Все согласно и миролюбиво закивали головами.

— Так вот, — продолжал он, — а потом, глядишь, у вас появятся дети!

— Пока мы не собираемся, — заулыбался Илья. — Но потом — возможно. А сейчас куда нам с ними?

— Я понимаю! За это самое будущее! — провозгласил Лев Аполлонович.

Все дружно одобрительно чокнулись. Стаканы поехали над столом, встречаясь и расходясь, весело сталкиваясь. Снова зазвенели вилки о тарелки.

— Давайте тост за именинника! — крикнула Сима. — Просто за нашего Илюшу!

— Илюшу? — опять раздался голос уже пьяного вдрызг хозяина. — Какого такого Илюшу? За Илью! Человеку двадцать, можно ск-ть, лет! И он уже не И-люша, а взрослый мух-шына, к-торому пора качать в люльке несколько детей! Э-э-эх! — жестко добавил он с каким-то сурововато-мирным мужицким укором.

Все ошеломленно замолчали, раздумывая, почему Лев Аполлонович махнул аж на несколько детей. А потом выпили "просто за Илюшу".

Инга не появлялась, и Сима подумала, что она не придет.

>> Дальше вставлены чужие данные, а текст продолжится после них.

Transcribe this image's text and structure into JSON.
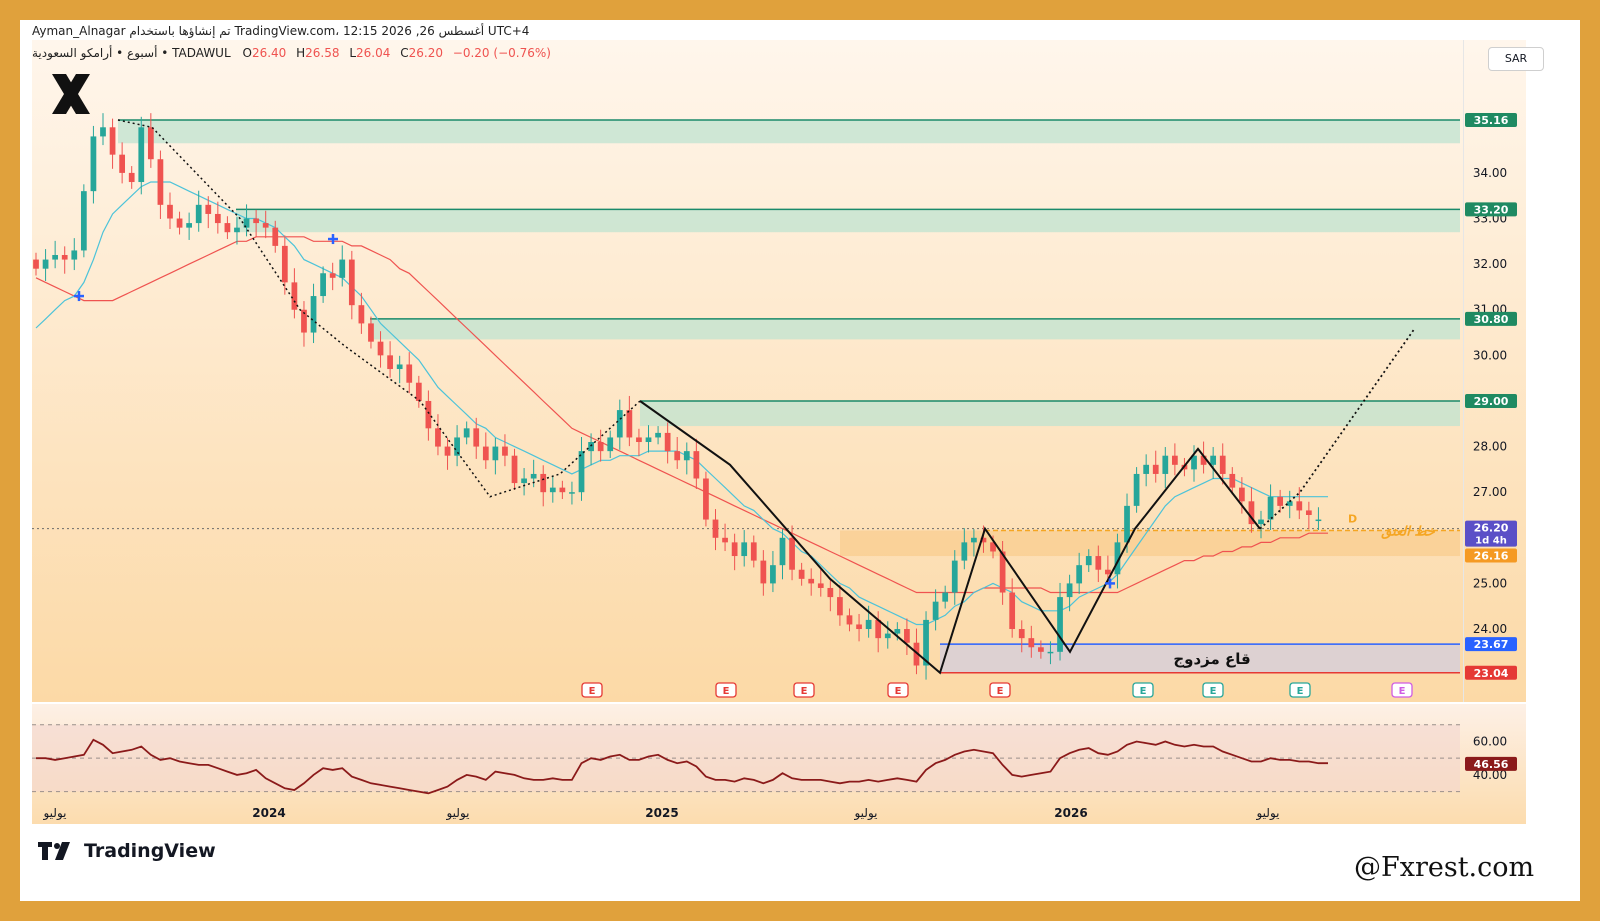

Прошло еще некоторое время, и вдруг молчаливый, тяжело шевелящийся Лев Аполлонович, медленно подняв опущенную голову и уперев руки в колени, пронзительно и холодно посмотрел на сидящих напротив Илью и Лидочку, заставив их в страхе передернуться, обжег взглядом и неожиданно свирепо и твердо произнес:

— Морды сейчас вам я набью, вот что! Поняли?

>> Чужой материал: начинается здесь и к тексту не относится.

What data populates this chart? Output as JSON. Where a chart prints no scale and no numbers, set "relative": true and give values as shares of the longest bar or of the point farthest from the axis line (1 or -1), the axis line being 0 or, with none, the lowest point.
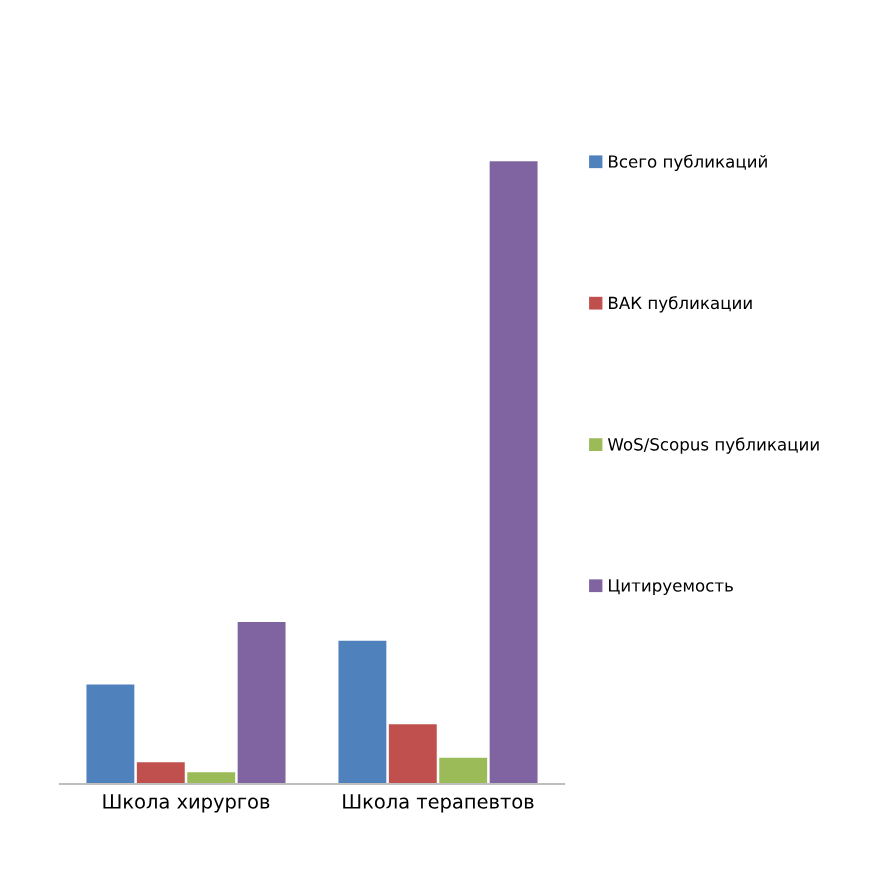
{
  "chart_data": {
    "type": "bar",
    "relative": true,
    "categories": [
      "Школа хирургов",
      "Школа терапевтов"
    ],
    "series": [
      {
        "name": "Всего публикаций",
        "color": "#4f81bd",
        "values": [
          0.16,
          0.23
        ]
      },
      {
        "name": "ВАК публикации",
        "color": "#c0504d",
        "values": [
          0.035,
          0.096
        ]
      },
      {
        "name": "WoS/Scopus публикации",
        "color": "#9bbb59",
        "values": [
          0.019,
          0.042
        ]
      },
      {
        "name": "Цитируемость",
        "color": "#8064a2",
        "values": [
          0.26,
          1
        ]
      }
    ],
    "legend": "right"
  }
}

Наступило молчание. Растерянная Лидочка перестала улыбаться. Илья оторвался от тарелки и ответно взглянул на хозяина. Тот уставился исподлобья застывшим мутным взглядом. А потом стукнул коротко, резко и сильно кулаком по столу. И громко злобно повторил:

— Всем сейчас морды буду бить!

К Льву Аполлоновичу проворно подбежала его подруга.

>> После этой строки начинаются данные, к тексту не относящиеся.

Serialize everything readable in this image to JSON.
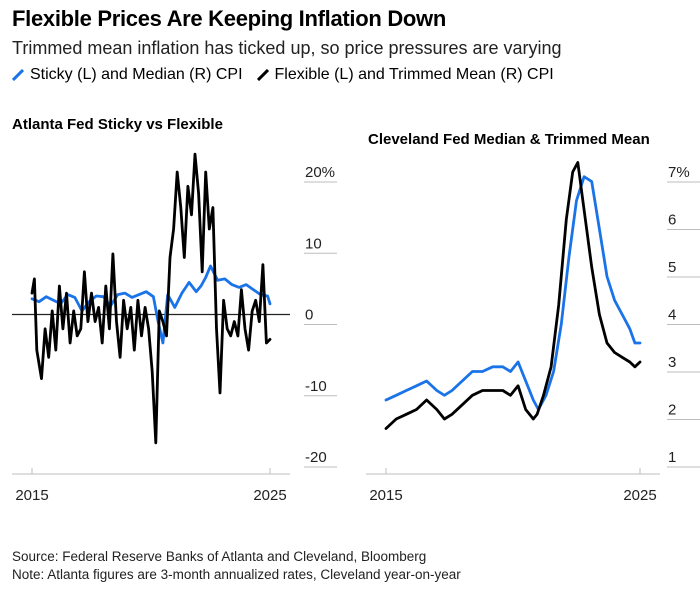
{
  "header": {
    "title": "Flexible Prices Are Keeping Inflation Down",
    "subtitle": "Trimmed mean inflation has ticked up, so price pressures are varying"
  },
  "legend": [
    {
      "label": "Sticky (L) and Median (R) CPI",
      "color": "#1a73e8"
    },
    {
      "label": "Flexible (L) and Trimmed Mean (R) CPI",
      "color": "#000000"
    }
  ],
  "footer": {
    "source": "Source: Federal Reserve Banks of Atlanta and Cleveland, Bloomberg",
    "note": "Note: Atlanta figures are 3-month annualized rates, Cleveland year-on-year"
  },
  "chart_data": [
    {
      "type": "line",
      "title": "Atlanta Fed Sticky vs Flexible",
      "ylim": [
        -20,
        22
      ],
      "yticks": [
        {
          "value": 20,
          "label": "20%"
        },
        {
          "value": 10,
          "label": "10"
        },
        {
          "value": 0,
          "label": "0"
        },
        {
          "value": -10,
          "label": "-10"
        },
        {
          "value": -20,
          "label": "-20"
        }
      ],
      "xlim": [
        2015,
        2025
      ],
      "xticks": [
        {
          "value": 2015,
          "label": "2015"
        },
        {
          "value": 2025,
          "label": "2025"
        }
      ],
      "zero_line": true,
      "series": [
        {
          "name": "Sticky CPI",
          "color": "#1a73e8",
          "x": [
            2015.0,
            2015.3,
            2015.6,
            2015.9,
            2016.2,
            2016.5,
            2016.8,
            2017.1,
            2017.4,
            2017.7,
            2018.0,
            2018.3,
            2018.6,
            2018.9,
            2019.2,
            2019.5,
            2019.8,
            2020.1,
            2020.3,
            2020.5,
            2020.7,
            2021.0,
            2021.3,
            2021.6,
            2021.9,
            2022.1,
            2022.3,
            2022.5,
            2022.8,
            2023.1,
            2023.4,
            2023.7,
            2024.0,
            2024.3,
            2024.6,
            2024.9,
            2025.0
          ],
          "y": [
            2.2,
            1.8,
            2.5,
            2.0,
            1.5,
            2.8,
            2.4,
            0.5,
            1.8,
            2.6,
            2.5,
            1.2,
            2.8,
            3.0,
            2.4,
            2.8,
            3.2,
            2.5,
            -1.0,
            -4.0,
            2.8,
            1.0,
            3.0,
            4.5,
            3.2,
            4.0,
            5.2,
            6.8,
            4.8,
            5.0,
            4.2,
            3.8,
            4.2,
            3.5,
            2.8,
            2.6,
            1.5
          ]
        },
        {
          "name": "Flexible CPI",
          "color": "#000000",
          "x": [
            2015.0,
            2015.1,
            2015.2,
            2015.4,
            2015.55,
            2015.7,
            2015.85,
            2016.0,
            2016.15,
            2016.3,
            2016.45,
            2016.6,
            2016.75,
            2016.9,
            2017.05,
            2017.2,
            2017.35,
            2017.5,
            2017.65,
            2017.8,
            2017.95,
            2018.1,
            2018.25,
            2018.4,
            2018.55,
            2018.7,
            2018.85,
            2019.0,
            2019.15,
            2019.3,
            2019.45,
            2019.6,
            2019.75,
            2019.9,
            2020.05,
            2020.2,
            2020.35,
            2020.5,
            2020.65,
            2020.8,
            2020.95,
            2021.1,
            2021.25,
            2021.4,
            2021.55,
            2021.7,
            2021.85,
            2022.0,
            2022.15,
            2022.3,
            2022.45,
            2022.6,
            2022.75,
            2022.9,
            2023.05,
            2023.2,
            2023.35,
            2023.5,
            2023.65,
            2023.8,
            2023.95,
            2024.1,
            2024.25,
            2024.4,
            2024.55,
            2024.7,
            2024.85,
            2025.0
          ],
          "y": [
            3.0,
            5.0,
            -5.0,
            -9.0,
            -2.0,
            -6.0,
            0.5,
            -5.0,
            4.0,
            -2.0,
            3.0,
            -4.0,
            0.5,
            -3.0,
            -2.0,
            6.0,
            -1.0,
            3.0,
            -1.0,
            1.0,
            -4.0,
            4.0,
            -2.0,
            8.5,
            -1.0,
            -6.0,
            2.0,
            -2.0,
            1.0,
            -5.0,
            2.0,
            -3.0,
            1.0,
            -2.0,
            -8.0,
            -18.0,
            0.5,
            -1.0,
            -3.0,
            8.0,
            12.0,
            20.0,
            15.0,
            8.0,
            18.0,
            14.0,
            22.5,
            17.0,
            6.0,
            20.0,
            12.0,
            15.0,
            -2.0,
            -11.0,
            2.0,
            -2.0,
            -3.0,
            -1.0,
            -3.0,
            3.5,
            -2.0,
            -5.0,
            0.5,
            2.0,
            -1.0,
            7.0,
            -4.0,
            -3.5
          ]
        }
      ]
    },
    {
      "type": "line",
      "title": "Cleveland Fed Median & Trimmed Mean",
      "ylim": [
        1,
        7.2
      ],
      "yticks": [
        {
          "value": 7,
          "label": "7%"
        },
        {
          "value": 6,
          "label": "6"
        },
        {
          "value": 5,
          "label": "5"
        },
        {
          "value": 4,
          "label": "4"
        },
        {
          "value": 3,
          "label": "3"
        },
        {
          "value": 2,
          "label": "2"
        },
        {
          "value": 1,
          "label": "1"
        }
      ],
      "xlim": [
        2015,
        2025
      ],
      "xticks": [
        {
          "value": 2015,
          "label": "2015"
        },
        {
          "value": 2025,
          "label": "2025"
        }
      ],
      "zero_line": false,
      "series": [
        {
          "name": "Median CPI",
          "color": "#1a73e8",
          "x": [
            2015.0,
            2015.4,
            2015.8,
            2016.2,
            2016.6,
            2017.0,
            2017.3,
            2017.6,
            2018.0,
            2018.4,
            2018.8,
            2019.2,
            2019.6,
            2019.9,
            2020.2,
            2020.5,
            2020.8,
            2021.0,
            2021.3,
            2021.6,
            2021.9,
            2022.2,
            2022.5,
            2022.8,
            2023.1,
            2023.4,
            2023.7,
            2024.0,
            2024.3,
            2024.6,
            2024.8,
            2025.0
          ],
          "y": [
            2.2,
            2.3,
            2.4,
            2.5,
            2.6,
            2.4,
            2.3,
            2.4,
            2.6,
            2.8,
            2.8,
            2.9,
            2.9,
            2.8,
            3.0,
            2.6,
            2.2,
            2.0,
            2.3,
            2.8,
            3.8,
            5.2,
            6.4,
            6.9,
            6.8,
            5.8,
            4.8,
            4.3,
            4.0,
            3.7,
            3.4,
            3.4
          ]
        },
        {
          "name": "Trimmed Mean CPI",
          "color": "#000000",
          "x": [
            2015.0,
            2015.4,
            2015.8,
            2016.2,
            2016.6,
            2017.0,
            2017.3,
            2017.6,
            2018.0,
            2018.4,
            2018.8,
            2019.2,
            2019.6,
            2019.9,
            2020.2,
            2020.5,
            2020.8,
            2020.95,
            2021.2,
            2021.5,
            2021.8,
            2022.1,
            2022.35,
            2022.55,
            2022.8,
            2023.1,
            2023.4,
            2023.7,
            2024.0,
            2024.3,
            2024.6,
            2024.8,
            2025.0
          ],
          "y": [
            1.6,
            1.8,
            1.9,
            2.0,
            2.2,
            2.0,
            1.8,
            1.9,
            2.1,
            2.3,
            2.4,
            2.4,
            2.4,
            2.3,
            2.5,
            2.0,
            1.8,
            1.9,
            2.3,
            2.9,
            4.2,
            6.0,
            7.0,
            7.2,
            6.2,
            5.0,
            4.0,
            3.4,
            3.2,
            3.1,
            3.0,
            2.9,
            3.0
          ]
        }
      ]
    }
  ]
}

— Милок, я умоляю тебя, — проговорила она, прижимая руки к груди. — Перестань! Довольно! Пойдем! Я уложу тебя спать!

Лев Аполлонович сидел неподвижным отекшим камнем и молчал. Тусклое сознание замерло, казалось, навсегда.

— Милок! Ну, хватит, прошу! — голос подруги задрожал измученно и нервно. Было понятно, что она успела по-черному намучиться со своим дружком. — Пойдем в комнату!

— Я люблю тебя, — сказал задумчиво Лев Аполлонович и поцеловал ей руку, наклонившись вниз. А затем деловито обернулся ко всем остальным и заорал: — Всех сейчас ногами бить буду!

Тут, не выдержав, встал Илья. Немного привыкший к подобному, он подошел с другой стороны к хозяину и, стараясь его не бояться, спокойно стал уговаривать уйти к себе и лечь баиньки.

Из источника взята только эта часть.